The first space telescopes, the Orbital Astronomical Observatories, would not be launched until 1968. And like its successors, OGO-1 was the first in a series. NASA launched 5 more OGO satellites, one each year until 1969. Somehow, OGO-1 managed to maintain its decomposing orbit long after its 5 brothers had already fallen to Earth in streaks of fire.
OGO-1 carried 20 scientific instruments, mostly intended to study highly charged particles in the solar wind. The orbit of the satellite would take it through the radiation belts of the Earth to study how the solar wind interacted with the magnetic field of our planet. Other instruments on board would study interplanetary dust, cosmic radiation, the mass of Earth’s upper atmosphere, and radio astronomy. Some of those instruments were carried in packages on the satellite’s two solar panels, others were mounted on its hull, and others were mounted on 6 arms protruding from the main body.
Weeks before the launch of OGO-1, a confrontation between US and North Vietnamese warships in the Gulf of Tonkin led Congress to pass a resolution authorizing President Lyndon B. Johnson to send the US military to aid governments threatened by the “communist aggression” and the United States was about to become deeply entangled in the Vietnam War, where it already had 23,000 soldiers serving as advisers.

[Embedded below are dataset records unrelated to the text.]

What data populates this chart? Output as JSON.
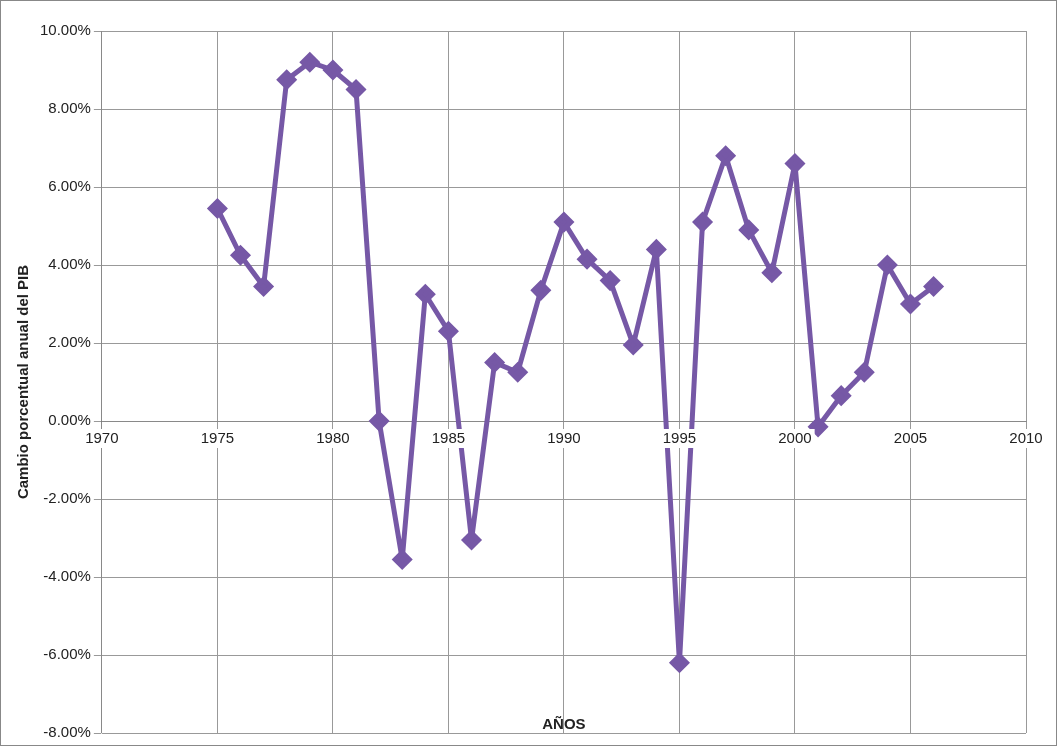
{
  "chart_data": {
    "type": "line",
    "xlabel": "AÑOS",
    "ylabel": "Cambio porcentual anual del PIB",
    "x": [
      1975,
      1976,
      1977,
      1978,
      1979,
      1980,
      1981,
      1982,
      1983,
      1984,
      1985,
      1986,
      1987,
      1988,
      1989,
      1990,
      1991,
      1992,
      1993,
      1994,
      1995,
      1996,
      1997,
      1998,
      1999,
      2000,
      2001,
      2002,
      2003,
      2004,
      2005,
      2006
    ],
    "series": [
      {
        "color": "#7658a6",
        "values": [
          5.45,
          4.25,
          3.45,
          8.75,
          9.2,
          9.0,
          8.5,
          0.0,
          -3.55,
          3.25,
          2.3,
          -3.05,
          1.5,
          1.25,
          3.35,
          5.1,
          4.15,
          3.6,
          1.95,
          4.4,
          -6.2,
          5.1,
          6.8,
          4.9,
          3.8,
          6.6,
          -0.15,
          0.65,
          1.25,
          4.0,
          3.0,
          3.45
        ]
      }
    ],
    "xlim": [
      1970,
      2010
    ],
    "xticks": [
      1970,
      1975,
      1980,
      1985,
      1990,
      1995,
      2000,
      2005,
      2010
    ],
    "ylim": [
      -8,
      10
    ],
    "yticks": [
      {
        "value": -8,
        "label": "-8.00%"
      },
      {
        "value": -6,
        "label": "-6.00%"
      },
      {
        "value": -4,
        "label": "-4.00%"
      },
      {
        "value": -2,
        "label": "-2.00%"
      },
      {
        "value": 0,
        "label": "0.00%"
      },
      {
        "value": 2,
        "label": "2.00%"
      },
      {
        "value": 4,
        "label": "4.00%"
      },
      {
        "value": 6,
        "label": "6.00%"
      },
      {
        "value": 8,
        "label": "8.00%"
      },
      {
        "value": 10,
        "label": "10.00%"
      }
    ],
    "grid": true,
    "legend": false,
    "marker": "diamond",
    "line_style": "solid"
  }
}
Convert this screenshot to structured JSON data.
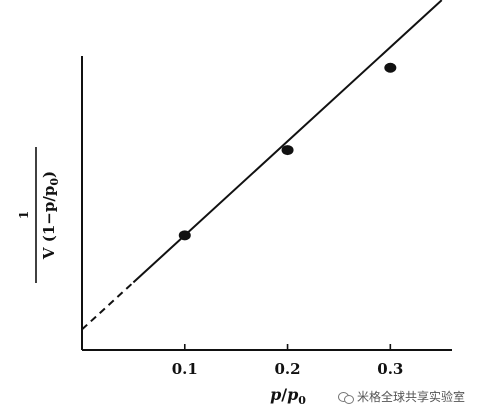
{
  "chart_data": {
    "type": "scatter",
    "title": "",
    "xlabel": {
      "main": "p",
      "slash": "/",
      "base": "p",
      "sub": "0"
    },
    "ylabel": {
      "numerator": "1",
      "denominator": "V (1−p/p",
      "denominator_sub": "0",
      "denominator_close": ")"
    },
    "xlim": [
      0,
      0.36
    ],
    "ylim": [
      0,
      1
    ],
    "x_ticks": [
      0.1,
      0.2,
      0.3
    ],
    "x_tick_labels": [
      "0.1",
      "0.2",
      "0.3"
    ],
    "series": [
      {
        "x": [
          0.1,
          0.2,
          0.3
        ],
        "y": [
          0.39,
          0.68,
          0.96
        ]
      }
    ],
    "fit_line": {
      "intercept": 0.07,
      "slope": 3.2,
      "extrapolated_below_x": 0.05,
      "x_end": 0.35
    },
    "grid": false,
    "legend": "none"
  },
  "watermark": {
    "text": "米格全球共享实验室"
  }
}
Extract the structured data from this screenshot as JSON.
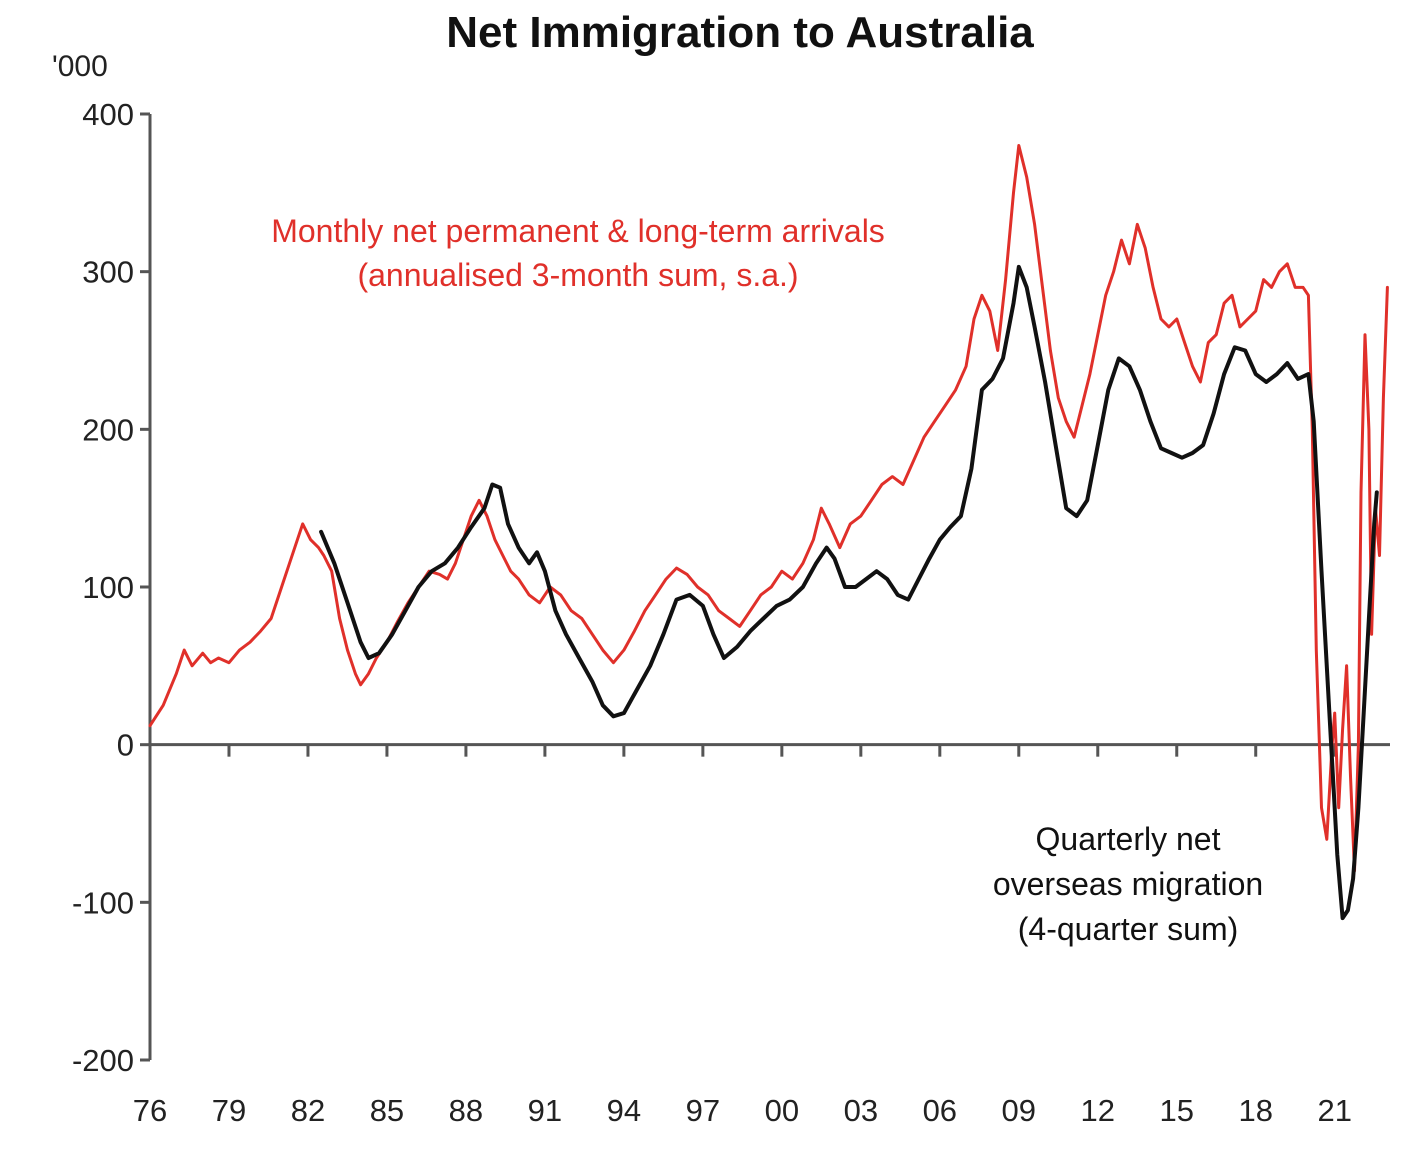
{
  "chart_data": {
    "type": "line",
    "title": "Net Immigration to Australia",
    "unit_label": "'000",
    "ylim": [
      -200,
      400
    ],
    "y_ticks": [
      "400",
      "300",
      "200",
      "100",
      "0",
      "-100",
      "-200"
    ],
    "x_tick_labels": [
      "76",
      "79",
      "82",
      "85",
      "88",
      "91",
      "94",
      "97",
      "00",
      "03",
      "06",
      "09",
      "12",
      "15",
      "18",
      "21"
    ],
    "x_tick_values": [
      1976,
      1979,
      1982,
      1985,
      1988,
      1991,
      1994,
      1997,
      2000,
      2003,
      2006,
      2009,
      2012,
      2015,
      2018,
      2021
    ],
    "xlim": [
      1976,
      2023
    ],
    "grid": false,
    "series": [
      {
        "name": "Monthly net permanent & long-term arrivals (annualised 3-month sum, s.a.)",
        "color": "#e0302a",
        "points": [
          [
            1976.0,
            12
          ],
          [
            1976.5,
            25
          ],
          [
            1977.0,
            45
          ],
          [
            1977.3,
            60
          ],
          [
            1977.6,
            50
          ],
          [
            1978.0,
            58
          ],
          [
            1978.3,
            52
          ],
          [
            1978.6,
            55
          ],
          [
            1979.0,
            52
          ],
          [
            1979.4,
            60
          ],
          [
            1979.8,
            65
          ],
          [
            1980.2,
            72
          ],
          [
            1980.6,
            80
          ],
          [
            1981.0,
            100
          ],
          [
            1981.3,
            115
          ],
          [
            1981.6,
            130
          ],
          [
            1981.8,
            140
          ],
          [
            1982.1,
            130
          ],
          [
            1982.4,
            125
          ],
          [
            1982.6,
            120
          ],
          [
            1982.9,
            110
          ],
          [
            1983.2,
            80
          ],
          [
            1983.5,
            60
          ],
          [
            1983.8,
            45
          ],
          [
            1984.0,
            38
          ],
          [
            1984.3,
            45
          ],
          [
            1984.6,
            55
          ],
          [
            1985.0,
            65
          ],
          [
            1985.4,
            78
          ],
          [
            1985.8,
            90
          ],
          [
            1986.2,
            100
          ],
          [
            1986.6,
            110
          ],
          [
            1987.0,
            108
          ],
          [
            1987.3,
            105
          ],
          [
            1987.6,
            115
          ],
          [
            1987.9,
            130
          ],
          [
            1988.2,
            145
          ],
          [
            1988.5,
            155
          ],
          [
            1988.8,
            145
          ],
          [
            1989.1,
            130
          ],
          [
            1989.4,
            120
          ],
          [
            1989.7,
            110
          ],
          [
            1990.0,
            105
          ],
          [
            1990.4,
            95
          ],
          [
            1990.8,
            90
          ],
          [
            1991.2,
            100
          ],
          [
            1991.6,
            95
          ],
          [
            1992.0,
            85
          ],
          [
            1992.4,
            80
          ],
          [
            1992.8,
            70
          ],
          [
            1993.2,
            60
          ],
          [
            1993.6,
            52
          ],
          [
            1994.0,
            60
          ],
          [
            1994.4,
            72
          ],
          [
            1994.8,
            85
          ],
          [
            1995.2,
            95
          ],
          [
            1995.6,
            105
          ],
          [
            1996.0,
            112
          ],
          [
            1996.4,
            108
          ],
          [
            1996.8,
            100
          ],
          [
            1997.2,
            95
          ],
          [
            1997.6,
            85
          ],
          [
            1998.0,
            80
          ],
          [
            1998.4,
            75
          ],
          [
            1998.8,
            85
          ],
          [
            1999.2,
            95
          ],
          [
            1999.6,
            100
          ],
          [
            2000.0,
            110
          ],
          [
            2000.4,
            105
          ],
          [
            2000.8,
            115
          ],
          [
            2001.2,
            130
          ],
          [
            2001.5,
            150
          ],
          [
            2001.8,
            140
          ],
          [
            2002.2,
            125
          ],
          [
            2002.6,
            140
          ],
          [
            2003.0,
            145
          ],
          [
            2003.4,
            155
          ],
          [
            2003.8,
            165
          ],
          [
            2004.2,
            170
          ],
          [
            2004.6,
            165
          ],
          [
            2005.0,
            180
          ],
          [
            2005.4,
            195
          ],
          [
            2005.8,
            205
          ],
          [
            2006.2,
            215
          ],
          [
            2006.6,
            225
          ],
          [
            2007.0,
            240
          ],
          [
            2007.3,
            270
          ],
          [
            2007.6,
            285
          ],
          [
            2007.9,
            275
          ],
          [
            2008.2,
            250
          ],
          [
            2008.5,
            295
          ],
          [
            2008.8,
            350
          ],
          [
            2009.0,
            380
          ],
          [
            2009.3,
            360
          ],
          [
            2009.6,
            330
          ],
          [
            2009.9,
            290
          ],
          [
            2010.2,
            250
          ],
          [
            2010.5,
            220
          ],
          [
            2010.8,
            205
          ],
          [
            2011.1,
            195
          ],
          [
            2011.4,
            215
          ],
          [
            2011.7,
            235
          ],
          [
            2012.0,
            260
          ],
          [
            2012.3,
            285
          ],
          [
            2012.6,
            300
          ],
          [
            2012.9,
            320
          ],
          [
            2013.2,
            305
          ],
          [
            2013.5,
            330
          ],
          [
            2013.8,
            315
          ],
          [
            2014.1,
            290
          ],
          [
            2014.4,
            270
          ],
          [
            2014.7,
            265
          ],
          [
            2015.0,
            270
          ],
          [
            2015.3,
            255
          ],
          [
            2015.6,
            240
          ],
          [
            2015.9,
            230
          ],
          [
            2016.2,
            255
          ],
          [
            2016.5,
            260
          ],
          [
            2016.8,
            280
          ],
          [
            2017.1,
            285
          ],
          [
            2017.4,
            265
          ],
          [
            2017.7,
            270
          ],
          [
            2018.0,
            275
          ],
          [
            2018.3,
            295
          ],
          [
            2018.6,
            290
          ],
          [
            2018.9,
            300
          ],
          [
            2019.2,
            305
          ],
          [
            2019.5,
            290
          ],
          [
            2019.8,
            290
          ],
          [
            2020.0,
            285
          ],
          [
            2020.15,
            200
          ],
          [
            2020.3,
            60
          ],
          [
            2020.5,
            -40
          ],
          [
            2020.7,
            -60
          ],
          [
            2020.9,
            0
          ],
          [
            2021.0,
            20
          ],
          [
            2021.15,
            -40
          ],
          [
            2021.3,
            10
          ],
          [
            2021.45,
            50
          ],
          [
            2021.6,
            -20
          ],
          [
            2021.75,
            -80
          ],
          [
            2021.9,
            0
          ],
          [
            2022.0,
            160
          ],
          [
            2022.15,
            260
          ],
          [
            2022.3,
            200
          ],
          [
            2022.4,
            70
          ],
          [
            2022.55,
            150
          ],
          [
            2022.7,
            120
          ],
          [
            2022.85,
            220
          ],
          [
            2023.0,
            290
          ]
        ]
      },
      {
        "name": "Quarterly net overseas migration (4-quarter sum)",
        "color": "#111111",
        "points": [
          [
            1982.5,
            135
          ],
          [
            1983.0,
            115
          ],
          [
            1983.5,
            90
          ],
          [
            1984.0,
            65
          ],
          [
            1984.3,
            55
          ],
          [
            1984.7,
            58
          ],
          [
            1985.2,
            70
          ],
          [
            1985.7,
            85
          ],
          [
            1986.2,
            100
          ],
          [
            1986.7,
            110
          ],
          [
            1987.2,
            115
          ],
          [
            1987.7,
            125
          ],
          [
            1988.2,
            138
          ],
          [
            1988.7,
            150
          ],
          [
            1989.0,
            165
          ],
          [
            1989.3,
            163
          ],
          [
            1989.6,
            140
          ],
          [
            1990.0,
            125
          ],
          [
            1990.4,
            115
          ],
          [
            1990.7,
            122
          ],
          [
            1991.0,
            110
          ],
          [
            1991.4,
            85
          ],
          [
            1991.8,
            70
          ],
          [
            1992.3,
            55
          ],
          [
            1992.8,
            40
          ],
          [
            1993.2,
            25
          ],
          [
            1993.6,
            18
          ],
          [
            1994.0,
            20
          ],
          [
            1994.5,
            35
          ],
          [
            1995.0,
            50
          ],
          [
            1995.5,
            70
          ],
          [
            1996.0,
            92
          ],
          [
            1996.5,
            95
          ],
          [
            1997.0,
            88
          ],
          [
            1997.4,
            70
          ],
          [
            1997.8,
            55
          ],
          [
            1998.3,
            62
          ],
          [
            1998.8,
            72
          ],
          [
            1999.3,
            80
          ],
          [
            1999.8,
            88
          ],
          [
            2000.3,
            92
          ],
          [
            2000.8,
            100
          ],
          [
            2001.3,
            115
          ],
          [
            2001.7,
            125
          ],
          [
            2002.0,
            118
          ],
          [
            2002.4,
            100
          ],
          [
            2002.8,
            100
          ],
          [
            2003.2,
            105
          ],
          [
            2003.6,
            110
          ],
          [
            2004.0,
            105
          ],
          [
            2004.4,
            95
          ],
          [
            2004.8,
            92
          ],
          [
            2005.2,
            105
          ],
          [
            2005.6,
            118
          ],
          [
            2006.0,
            130
          ],
          [
            2006.4,
            138
          ],
          [
            2006.8,
            145
          ],
          [
            2007.2,
            175
          ],
          [
            2007.6,
            225
          ],
          [
            2008.0,
            232
          ],
          [
            2008.4,
            245
          ],
          [
            2008.8,
            280
          ],
          [
            2009.0,
            303
          ],
          [
            2009.3,
            290
          ],
          [
            2009.6,
            265
          ],
          [
            2010.0,
            230
          ],
          [
            2010.4,
            190
          ],
          [
            2010.8,
            150
          ],
          [
            2011.2,
            145
          ],
          [
            2011.6,
            155
          ],
          [
            2012.0,
            190
          ],
          [
            2012.4,
            225
          ],
          [
            2012.8,
            245
          ],
          [
            2013.2,
            240
          ],
          [
            2013.6,
            225
          ],
          [
            2014.0,
            205
          ],
          [
            2014.4,
            188
          ],
          [
            2014.8,
            185
          ],
          [
            2015.2,
            182
          ],
          [
            2015.6,
            185
          ],
          [
            2016.0,
            190
          ],
          [
            2016.4,
            210
          ],
          [
            2016.8,
            235
          ],
          [
            2017.2,
            252
          ],
          [
            2017.6,
            250
          ],
          [
            2018.0,
            235
          ],
          [
            2018.4,
            230
          ],
          [
            2018.8,
            235
          ],
          [
            2019.2,
            242
          ],
          [
            2019.6,
            232
          ],
          [
            2020.0,
            235
          ],
          [
            2020.2,
            205
          ],
          [
            2020.5,
            110
          ],
          [
            2020.8,
            20
          ],
          [
            2021.1,
            -70
          ],
          [
            2021.3,
            -110
          ],
          [
            2021.5,
            -105
          ],
          [
            2021.7,
            -85
          ],
          [
            2021.9,
            -40
          ],
          [
            2022.1,
            20
          ],
          [
            2022.3,
            80
          ],
          [
            2022.5,
            140
          ],
          [
            2022.6,
            160
          ]
        ]
      }
    ],
    "annotations": {
      "red_label_line1": "Monthly net permanent & long-term arrivals",
      "red_label_line2": "(annualised 3-month sum, s.a.)",
      "black_label_line1": "Quarterly net",
      "black_label_line2": "overseas migration",
      "black_label_line3": "(4-quarter sum)"
    }
  }
}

Animals ‘“House of the Rising Sun” was the No. 1 song on the charts that week (The Beatles’ “I Want to Hold Your Hand” took home the award of the year). Just two months earlier, President Johnson had signed the Civil Rights Act of 1964, which legally outlaws racial segregation and formal discrimination in the workplace, but the Civil Rights movement still had battles to win.
Five years later, in November 1969, NASA put the satellite into standby mode. Its 64 kb per second data transmission, which was always full of background noise and could only be used for 70% of its orbit, had degraded so much that NASA was only getting usable data from the satellite about 10% of the time. in June 1969. By November, even that had stopped.
When OGO-1 fell silent, the United States had more than 400,000 troops in Vietnam, and the protests were a familiar part of the political landscape as public support for the war plummeted. American astronauts had walked on the Moon only a few months earlier. Civil rights leader Martin Luther King, Jr. had been assassinated in 1968. “Wedding Bell Blues” by the 5th Dimension topped the US music charts the week NASA put the satellite on hold.
Two years later, the agency stopped trying to communicate with the satellite. And 49 years after that, amid a global pandemic and mounting political tensions at home, OGO-1 finally fell from the sky.
OGO-1 re-entered Earth’s atmosphere just when and where the NEO Study Center predicted (it arrived about 25 minutes earlier and a little further east than expected). Witnesses in Tahiti saw the spacecraft smash high in the atmosphere about 100 miles east of the island around 4:44 pm ET on August 29, 2020. The pieces fell into the Pacific Ocean. .
While the return of a 56-year-old satellite is unusual, OGO-1 was not the oldest object orbiting Earth. That distinction belongs to Vanguard-1 – a glowing sphere with long antennae, launched in 1958 in part in response to the Soviet launch of Sputnik. Its batteries died in 1964, the same year OGO-1 was launched, but it’s still up there, silently orbiting about 600 km (375 miles) above the planet.